Preparing a batch takes about 2-3 hours (the actual brewing time of the wort is almost always 60 minutes). Fermentation takes about 2 weeks, and then carbonation takes about another 2 weeks. That’s a long time to wait for a ruined batch, so my advice is, if you really want to brew good beer, save up about $2,500 and get a nice three-barrel rig with a keg. Or, practice on a hundred dollar rig a few times, then be painstaking with a 1000-dollar rig. You could squeak by with a cheaper set-up, but sooner or later you’re going to tank a batch and never get the taste of it out of your mouth. If you want to fund your own little brewing operation and make beer my the kegload, you can drop about 12 or 13 grand on a rig that takes up about half your garage and reliably brews absurd quantities of beer.

A good book is How to Brew by John J. Palmer and a good site is morebeer.com (you can buy Palmer’s book off it).

Lastly, nothing smells quite like fresh hops.

I agree w/ both Union and Bill … The Complete Joy of Homebrewing is the bible. Mine is crusty with 10 years of spilled beer on it.

I will re-emphasize one point - - the cleaning is a bitch. Sterilizing 48 bottles, the fermenting carbouys, and the piping is a mind-numbing chore, and I recommend plenty of homebrew in hand while you do it. And you need a cool basement - or at least somewhere out of the summer heat - to let it sit for a month or so after bottling.

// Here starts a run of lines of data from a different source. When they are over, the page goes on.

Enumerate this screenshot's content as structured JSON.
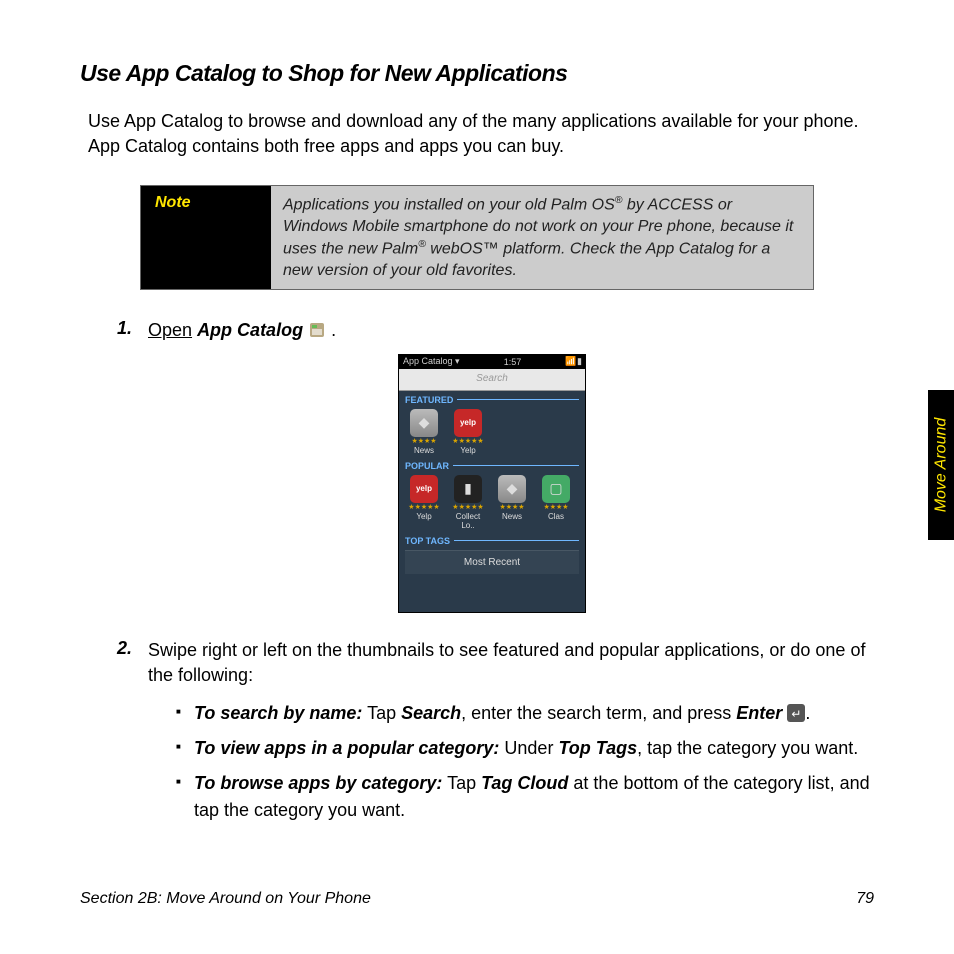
{
  "heading": "Use App Catalog to Shop for New Applications",
  "intro": "Use App Catalog to browse and download any of the many applications available for your phone. App Catalog contains both free apps and apps you can buy.",
  "note": {
    "label": "Note",
    "body_html": "Applications you installed on your old Palm OS<sup>®</sup> by ACCESS or Windows Mobile smartphone do not work on your Pre phone, because it uses the new Palm<sup>®</sup> webOS™ platform. Check the App Catalog for a new version of your old favorites."
  },
  "steps": {
    "s1": {
      "num": "1.",
      "open": "Open",
      "app": "App Catalog",
      "period": " ."
    },
    "s2": {
      "num": "2.",
      "text": "Swipe right or left on the thumbnails to see featured and popular applications, or do one of the following:"
    }
  },
  "bullets": {
    "b1": {
      "lead": "To search by name:",
      "t1": " Tap ",
      "k1": "Search",
      "t2": ", enter the search term, and press ",
      "k2": "Enter",
      "t3": " ",
      "t4": "."
    },
    "b2": {
      "lead": "To view apps in a popular category:",
      "t1": " Under ",
      "k1": "Top Tags",
      "t2": ", tap the category you want."
    },
    "b3": {
      "lead": "To browse apps by category:",
      "t1": " Tap ",
      "k1": "Tag Cloud",
      "t2": " at the bottom of the category list, and tap the category you want."
    }
  },
  "phone": {
    "title": "App Catalog",
    "time": "1:57",
    "search": "Search",
    "sec_featured": "FEATURED",
    "sec_popular": "POPULAR",
    "sec_toptags": "TOP TAGS",
    "tag_mostrecent": "Most Recent",
    "apps": {
      "f1": "News",
      "f2": "Yelp",
      "p1": "Yelp",
      "p2": "Collect Lo..",
      "p3": "News",
      "p4": "Clas"
    },
    "stars4": "★★★★",
    "stars5": "★★★★★"
  },
  "sidetab": "Move Around",
  "footer": {
    "section": "Section 2B: Move Around on Your Phone",
    "page": "79"
  }
}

So you’re looking at a stainless boiling pot, a couple of glass carbouys for fermenation (don’t use the cheapo plastic pails), air locks, plastic hose, bottle filler, capper - - About $100 in equipment (assuming you already have the boiling pot), including 1 or 2 beginner recipies, is all you really need to see if you like it. A local store is usually happy to put a “beginner’s kit” together. Down the road, you can get into the hairy stuff like making your own malt extract or growing your own hops. But for starters, just buy the canned stuff.

I’ll second the cleaning advice–this is the single most important thing to do. Screwing up the proportions or boil times may make the beer taste a little weird, but you will notice huge improvements in taste if you’re really careful about keeping everything clean. And I’m not suggesting you get a hands-off setup, just that you’re really careful about sterilizing everything. If you can’t boil it, bleach it.

As far sterilizing bottles, I recommend just running them through the dishwasher, which always works for me. Before I had a dishwasher I would let them soak in bucket of water and bleach for a few hours.

A tip on which bottles to use: European. For some reason the labels on American bottle are extremely difficult to get off.

Here’s a good site to get you started: https://hoptech.com/index2.html

HopTech is about 20 minutes from where I live. They have great equipment.

Yeah, and you may want invest in a bottle rack which allows then to dry upside down.

Why not go to one of those brew your own beer places?

I think all you do is add the yeast and some other additives, but I but it tastes better then home brew.

  1. Then it wouldn’t be, you know, home brew.

  2. YOU’VE NEVER HAD MY RED ALE OBVIOUSLY.

Taste is overratted, in the end, it’s all about how drunk you get.b

Yeah now I remember this thread. It should be fairly close to the other Beer thread.

Damn, I thought this was a thread about me!
:P

Taste goes hand in hand with quality. And quality also contributes to how you feel in the morning after a night of heavy drinking.